I'm uploading a CSV file compressed with gzip to Azure Blob Storage using C# .NET 8. I can read the file correctly with .NET code, but I face two issues when downloading it:
- When I download the file to my local Windows laptop, opening it results in the error "Windows cannot open the file (Archive is invalid)".
- The file size in Blob Storage is reported as 4.9 KiB, but the downloaded file is 12 KB (far exceeding the expected conversion from KiB to KB).
Additionally, when I try to process this file using Azure Databricks, it does not recognize it as a valid gzip file, although using a gzip file generated in Windows and then uploading it works fine.
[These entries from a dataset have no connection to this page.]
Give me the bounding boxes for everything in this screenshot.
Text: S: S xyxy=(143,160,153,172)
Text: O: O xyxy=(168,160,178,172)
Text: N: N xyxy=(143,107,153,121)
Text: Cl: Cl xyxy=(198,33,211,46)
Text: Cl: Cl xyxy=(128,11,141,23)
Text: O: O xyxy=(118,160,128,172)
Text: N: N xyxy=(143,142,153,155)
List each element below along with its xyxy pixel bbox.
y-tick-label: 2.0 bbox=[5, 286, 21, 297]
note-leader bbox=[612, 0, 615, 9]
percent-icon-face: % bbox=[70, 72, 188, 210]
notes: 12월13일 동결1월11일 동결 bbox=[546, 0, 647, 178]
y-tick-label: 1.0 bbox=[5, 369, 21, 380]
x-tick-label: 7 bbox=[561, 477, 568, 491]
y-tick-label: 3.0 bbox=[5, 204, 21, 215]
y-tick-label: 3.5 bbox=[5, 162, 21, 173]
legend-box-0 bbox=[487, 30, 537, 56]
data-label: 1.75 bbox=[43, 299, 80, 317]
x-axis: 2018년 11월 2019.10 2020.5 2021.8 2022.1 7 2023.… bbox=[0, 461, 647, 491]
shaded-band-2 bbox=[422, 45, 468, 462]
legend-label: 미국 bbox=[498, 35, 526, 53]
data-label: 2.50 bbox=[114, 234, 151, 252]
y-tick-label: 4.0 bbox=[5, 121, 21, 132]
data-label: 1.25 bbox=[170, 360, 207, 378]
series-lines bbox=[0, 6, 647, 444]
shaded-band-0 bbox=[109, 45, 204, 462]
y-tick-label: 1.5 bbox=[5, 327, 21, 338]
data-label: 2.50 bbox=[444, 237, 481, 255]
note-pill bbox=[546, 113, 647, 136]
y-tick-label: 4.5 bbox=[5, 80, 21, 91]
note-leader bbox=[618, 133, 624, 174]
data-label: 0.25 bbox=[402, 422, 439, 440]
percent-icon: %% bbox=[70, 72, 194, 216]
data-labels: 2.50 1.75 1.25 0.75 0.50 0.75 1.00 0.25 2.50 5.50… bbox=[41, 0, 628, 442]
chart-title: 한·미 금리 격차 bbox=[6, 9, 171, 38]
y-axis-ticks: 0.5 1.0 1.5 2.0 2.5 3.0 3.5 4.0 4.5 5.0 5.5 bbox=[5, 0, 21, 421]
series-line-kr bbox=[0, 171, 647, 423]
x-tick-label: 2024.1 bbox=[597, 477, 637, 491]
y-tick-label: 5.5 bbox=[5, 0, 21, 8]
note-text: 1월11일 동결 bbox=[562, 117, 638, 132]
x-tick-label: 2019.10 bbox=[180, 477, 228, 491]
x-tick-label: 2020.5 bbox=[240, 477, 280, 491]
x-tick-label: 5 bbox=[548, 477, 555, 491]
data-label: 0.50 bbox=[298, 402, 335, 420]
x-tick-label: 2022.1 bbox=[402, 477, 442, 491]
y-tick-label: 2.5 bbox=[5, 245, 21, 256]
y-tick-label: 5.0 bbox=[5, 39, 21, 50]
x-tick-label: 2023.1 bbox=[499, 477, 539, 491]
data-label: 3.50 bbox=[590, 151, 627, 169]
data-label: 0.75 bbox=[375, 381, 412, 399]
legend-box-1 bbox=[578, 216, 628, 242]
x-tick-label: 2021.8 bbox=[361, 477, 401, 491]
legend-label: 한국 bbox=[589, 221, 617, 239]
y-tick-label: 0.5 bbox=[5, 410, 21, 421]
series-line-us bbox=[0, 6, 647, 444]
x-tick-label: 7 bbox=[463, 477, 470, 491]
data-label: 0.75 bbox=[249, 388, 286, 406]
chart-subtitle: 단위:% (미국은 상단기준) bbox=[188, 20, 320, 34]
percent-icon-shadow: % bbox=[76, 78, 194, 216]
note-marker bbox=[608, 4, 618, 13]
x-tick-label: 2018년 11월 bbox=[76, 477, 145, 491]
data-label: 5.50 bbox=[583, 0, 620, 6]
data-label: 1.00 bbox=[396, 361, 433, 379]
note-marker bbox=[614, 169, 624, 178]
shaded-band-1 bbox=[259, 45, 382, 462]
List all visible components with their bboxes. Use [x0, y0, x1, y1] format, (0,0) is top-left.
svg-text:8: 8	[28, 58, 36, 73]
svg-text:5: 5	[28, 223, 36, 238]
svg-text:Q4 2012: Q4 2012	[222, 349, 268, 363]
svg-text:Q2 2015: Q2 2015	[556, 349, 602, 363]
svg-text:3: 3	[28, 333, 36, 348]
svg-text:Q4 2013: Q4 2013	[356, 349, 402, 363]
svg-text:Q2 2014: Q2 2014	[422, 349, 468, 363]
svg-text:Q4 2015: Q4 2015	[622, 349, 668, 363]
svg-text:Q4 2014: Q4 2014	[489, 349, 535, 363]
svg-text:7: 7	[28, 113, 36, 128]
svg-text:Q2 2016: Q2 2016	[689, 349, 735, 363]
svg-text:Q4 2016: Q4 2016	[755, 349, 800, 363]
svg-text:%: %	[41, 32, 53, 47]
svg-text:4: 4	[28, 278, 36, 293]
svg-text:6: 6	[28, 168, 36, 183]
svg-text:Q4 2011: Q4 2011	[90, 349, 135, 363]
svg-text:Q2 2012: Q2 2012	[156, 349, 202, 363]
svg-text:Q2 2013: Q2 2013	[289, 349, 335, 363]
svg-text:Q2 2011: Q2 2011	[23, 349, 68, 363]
Interestingly, I can open and view the file data in Azure Blob Storage Explorer without issues.
Below is the code I use to upload the file:
public async Task SaveAsync
(
IEnumerable<MyData> data,
string containerName, string blobName,
CancellationToken cancellationToken
)
{
using var ms = new MemoryStream();
var containerClient = _blobServiceClient.GetBlobContainerClient(containerName);
await containerClient.CreateIfNotExistsAsync();
var blobClient = containerClient.GetBlobClient(blobName);
await using var compress = new GZipStream
(
ms,
CompressionMode.Compress,
true
);
await using var writer = new StreamWriter(compress);
await using var csv = new CsvWriter
(
writer,
CultureInfo.InvariantCulture,
true
);
csv.Context.RegisterClassMap<MyData>();
await csv.WriteRecordsAsync(data.OrderBy(x => x.Date), cancellationToken);
await writer.FlushAsync(cancellationToken);
await ms.FlushAsync(cancellationToken);
ms.Position = 0;
var blobHttpHeader = new BlobHttpHeaders
{
ContentType = "application/csv",
ContentEncoding = "gzip",
};
IDictionary<string, string> metaData = new Dictionary<string, string>();
metaData.Add("date", DateTime.UtcNow.ToString(CultureInfo.InvariantCulture));
await blobClient.UploadAsync
(
ms,
blobHttpHeader,
metaData,
null,
null,
null,
default,
cancellationToken
);
}
I suspect that the gzip stream might not be getting properly finalized (i.e., not flushing its footer) before the MemoryStream is rewound and the file is uploaded. Wrapping the gzip stream and its associated writers in properly nested using blocks (or ensuring they are disposed) could solve the issue. Any insights on ensuring the stream is completely finalized before upload would be appreciated.